Biz yine de Yazıcıoğlu'ndan belki daha ucuz birşeyler bulabiliriz umudu ile, bazı şirketlerin internet sitelerine bakındık. Bir tanesinde çok pahalı idi, bir diğerinde ise iki farklı ürün görünüyordu. Telefonla arayarak iki ürün arasındaki farkı sorduk. Birisinin masaüstü bilgisayarlar için ayaklı bir parça ile geldiğini, diğerinin ise taşınabilir bilgisayarlar için olduğunu, onun dışında aralarında bir fark olmadığını, aynı ürün olduğunu belirttiler. Elinizde var mı diye sorduğumuzda da, bir dakika bakalım dedikten sonra, evet var, dediler.

Akşamüstü iş çıkışı Yazıcıoğlu'na giderek, almaya karar verdik. Havada ince ince yağmur, etraf çamur. Önemli değil, aradığımız parçayı bulduk ya, hem de ucuz.

Hemen ilgili şirketin ikinci kattaki mağazasına girdik. "USB'den IrDa dönüştürücü var mı" dediğimizde, hiç düşünmeden, anında, "Hayır, yok" yanıtını aldık. "Nasıl olur" diye düşünerek araştırmaya devam ettik.

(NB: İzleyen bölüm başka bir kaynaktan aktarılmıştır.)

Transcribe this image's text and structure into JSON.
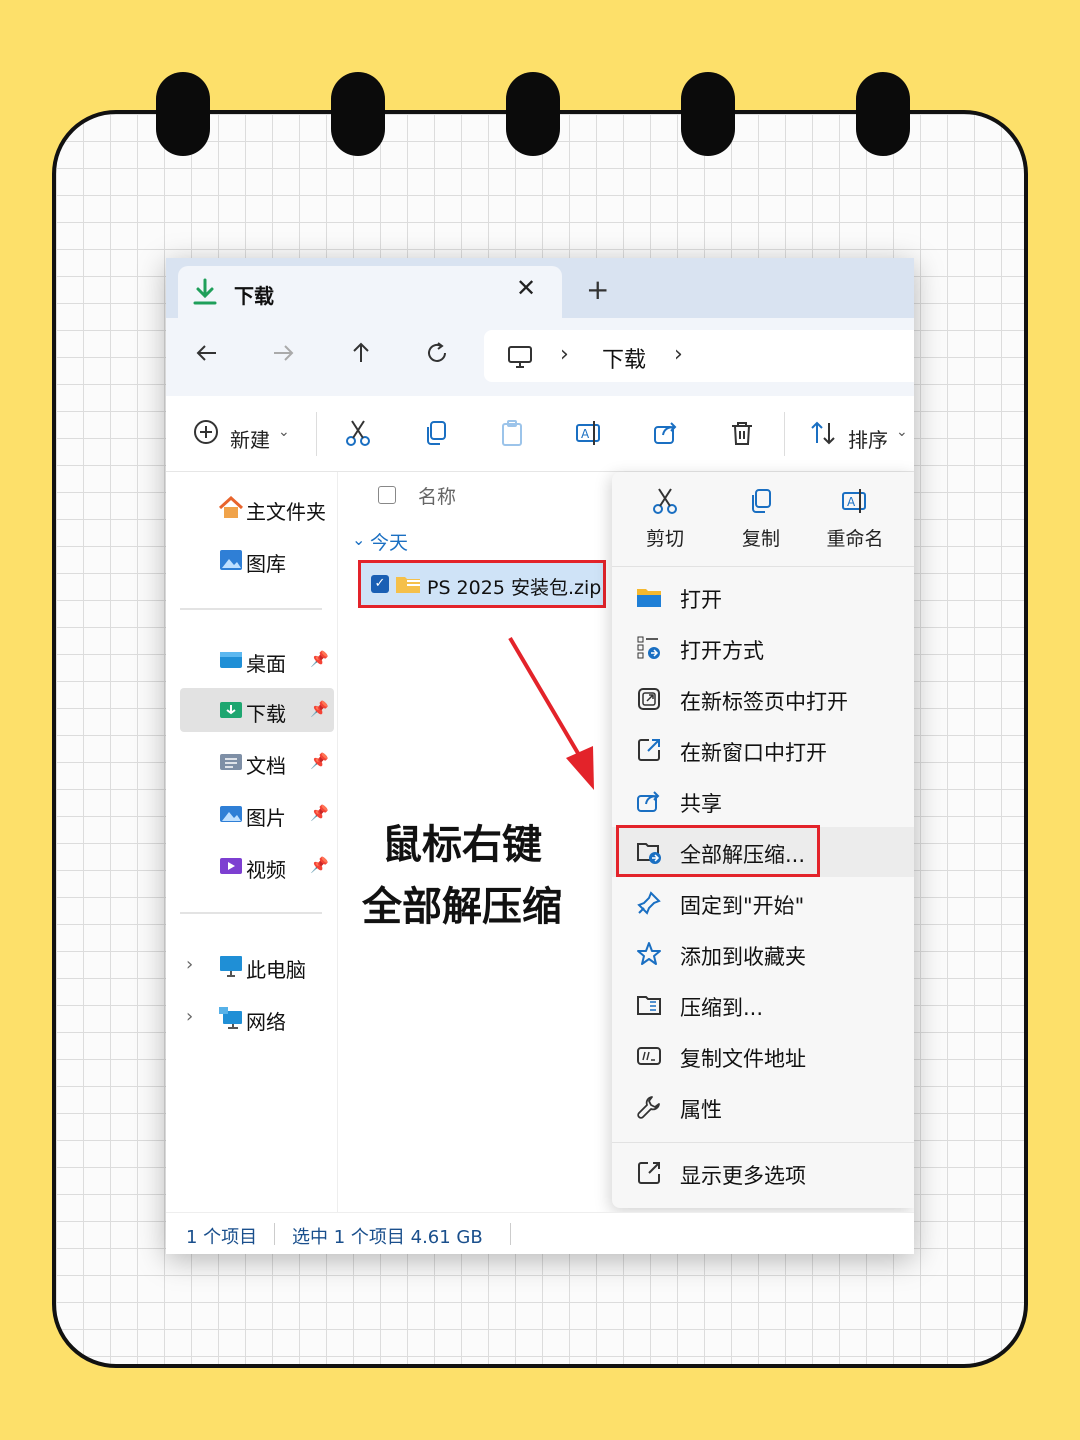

Sırada aynı şirketin üçüncü kattaki mağazası vardı. Aynı soruyu sorduk; "USB'den IrDa dönüştürücü var mı". Masadaki hanım satıcı önündeki bilgisayara bakması zahmet gerektiriyor herhalde ki, yüzümüze de bakmadan "Hayır, yok" diye anında kesin bir yanıt verdi.

Artık sabrımızın zorlanmaya başladığını fark ediyorduk. Şansımızı aynı şirketin birinci kattaki mağazasında deneyelim dedik ve oraya gittik. Soru yine aynı; "USB'den IrDa dönüştürücü var mı". Ancak bu soruyu sorarken içeride hararetli bir bilgisayara pazarlığı olduğunu gördüğümüz için, olsa bile yok deneceğini tahmin etmiştik. Yanıt, hiç düşünmeden "Yok" oldu.

Eh, "internet sitenizde var, üstelik telefonda konuştuğumuzda stokunuzda olduğunu da öğrendik" demek bize düşmez. Bunları söyleyecek kişiler patronlar. Onların bunlardan haberi yok. İşler yolunda, personel çalışıyor sanıyorlar. Pek öyle değil, yakın geleceklerini iyi göremiyorum. İki vakte kadar mı desem, üç vakte kadar mı desem?

Sonunda Bimel'den satın aldık. Üstelik kalitesi diğerleri ile kıyaslanamayacak kadar iyi. Bu tür parçalar arıyorsanız, ilk aklınıza gelen adres, burası olmalı. Bimel'in internet adresi; http://www.bimel.com.tr


MEKAN: LACİVERT ve KÖTÜ SERVİS

Geçtiğimiz yaz güzel bir Cumartesi gecesi geçirmek düşüncesi ile İstanbul'un iyi restoranlarından birisi kabul edilen Lacivert'e gitmeye karar verdik. Daha önceki gidişlerimizde memnun kalmıştık. Rezervasyon yaptırmakta hiç tereddüt etmedik. Ne de olsa hangi bilgi kaynağına müracaat ederseniz, Lacivert hakkında olumlu şeyler görmek olası. Biz de aynı görüşteydik, ilgili geceye kadar.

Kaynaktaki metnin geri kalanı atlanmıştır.